James Frederick, a firefighter and paramedic, carried a heavy workload as he struggled to put his two sons through college. His long-held goal of earning a bachelor’s degree in nursing was further delayed when his father became terminally ill. Frederick used his skills to care for his dying father. “His last wish for me was to get that degree,” Frederick says. “He told me ‘You’ve got to do it.”’
Benita Sarno is now happily married, but she was a single mother of three when she enrolled in a program to become a licensed practical nurse, which takes about 10 months for full-time students.

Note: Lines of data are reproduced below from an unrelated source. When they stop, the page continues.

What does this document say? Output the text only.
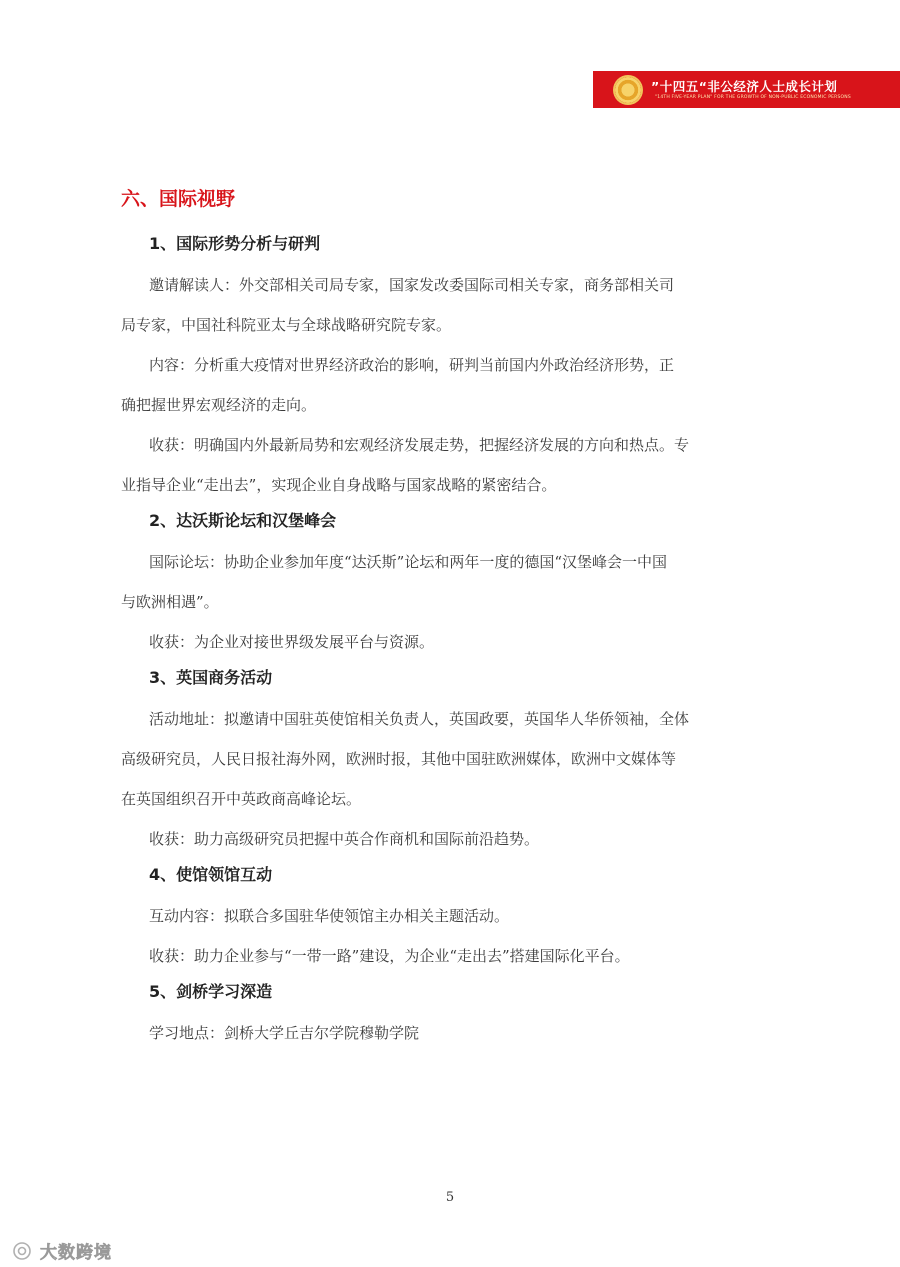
”十四五“非公经济人士成长计划
"14TH FIVE-YEAR PLAN" FOR THE GROWTH OF NON-PUBLIC ECONOMIC PERSONS
六、国际视野
1、国际形势分析与研判

邀请解读人：外交部相关司局专家，国家发改委国际司相关专家，商务部相关司
局专家，中国社科院亚太与全球战略研究院专家。

内容：分析重大疫情对世界经济政治的影响，研判当前国内外政治经济形势，正
确把握世界宏观经济的走向。

收获：明确国内外最新局势和宏观经济发展走势，把握经济发展的方向和热点。专
业指导企业“走出去”，实现企业自身战略与国家战略的紧密结合。

2、达沃斯论坛和汉堡峰会

国际论坛：协助企业参加年度“达沃斯”论坛和两年一度的德国“汉堡峰会一中国
与欧洲相遇”。

收获：为企业对接世界级发展平台与资源。

3、英国商务活动

活动地址：拟邀请中国驻英使馆相关负责人，英国政要，英国华人华侨领袖，全体
高级研究员，人民日报社海外网，欧洲时报，其他中国驻欧洲媒体，欧洲中文媒体等
在英国组织召开中英政商高峰论坛。

收获：助力高级研究员把握中英合作商机和国际前沿趋势。

4、使馆领馆互动

互动内容：拟联合多国驻华使领馆主办相关主题活动。

收获：助力企业参与“一带一路”建设，为企业“走出去”搭建国际化平台。

5、剑桥学习深造

学习地点：剑桥大学丘吉尔学院穆勒学院

5
大数跨境
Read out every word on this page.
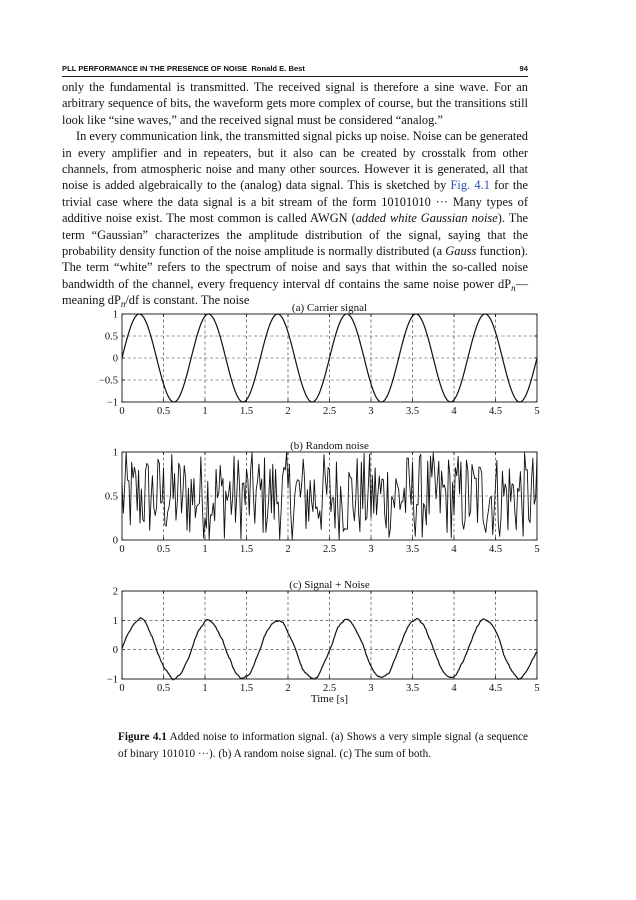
PLL PERFORMANCE IN THE PRESENCE OF NOISE Ronald E. Best	94

only the fundamental is transmitted. The received signal is therefore a sine wave. For an arbitrary sequence of bits, the waveform gets more complex of course, but the transitions still look like “sine waves,” and the received signal must be considered “analog.”

In every communication link, the transmitted signal picks up noise. Noise can be generated in every amplifier and in repeaters, but it also can be created by crosstalk from other channels, from atmospheric noise and many other sources. However it is generated, all that noise is added algebraically to the (analog) data signal. This is sketched by Fig. 4.1 for the trivial case where the data signal is a bit stream of the form 10101010 ··· Many types of additive noise exist. The most common is called AWGN (added white Gaussian noise). The term “Gaussian” characterizes the amplitude distribution of the signal, saying that the probability density function of the noise amplitude is normally distributed (a Gauss function). The term “white” refers to the spectrum of noise and says that within the so-called noise bandwidth of the channel, every frequency interval df contains the same noise power $dP_n—meaning$ $dP_n/df$ is constant. The noise

(a) Carrier signal
0	0.5	1	1.5	2	2.5	3	3.5	4	4.5	5
1
0.5
0
−0.5
−1
(b) Random noise
0	0.5	1	1.5	2	2.5	3	3.5	4	4.5	5
1
0.5
0
(c) Signal + Noise
0	0.5	1	1.5	2	2.5	3	3.5	4	4.5	5
2
1
0
−1
Time [s]
Figure 4.1 Added noise to information signal. (a) Shows a very simple signal (a sequence of binary 101010 ···). (b) A random noise signal. (c) The sum of both.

She wanted to go on to become a registered nurse and then a baccalaureate nurse to advance in her career, but just doing the LPN program while working at the same time had been almost overwhelming
“When I did my LPN, it was really a real struggle and I didn’t want to put my family through that again unless I was prepared mentally and financially and I had everything lined up,” she says.
Now, all three are slated to graduate from Worcester State in December with BSN degrees in hand with the help of the HRSA-funded program.
“For me, the most important part is the support that we get,” Gomes says. “We have someone to go to and meet with regularly, so it feels like you’re not just floating in space. You have a structure around you that helps you accomplish what you want and need to accomplish.”
Diversity is defined in various ways by HRSA. “It could be your age, your race, your ethnicity. It could be many things,” June says. “But this [grant] is to get more diverse nurses to have bachelor’s degrees help with all the challenges that many of them face.”
Meanwhile, June says that administrators have recently learned that the HRSA grant can also enable students to study in Worcester State’s Master of Science in nursing program, something Gomes hopes to take advantage of. She says that in five years she can see herself “hopefully with a master’s. You have to plan, always have goals, always look around.”
“Education never really stops. You’re always learning,” Frederick says.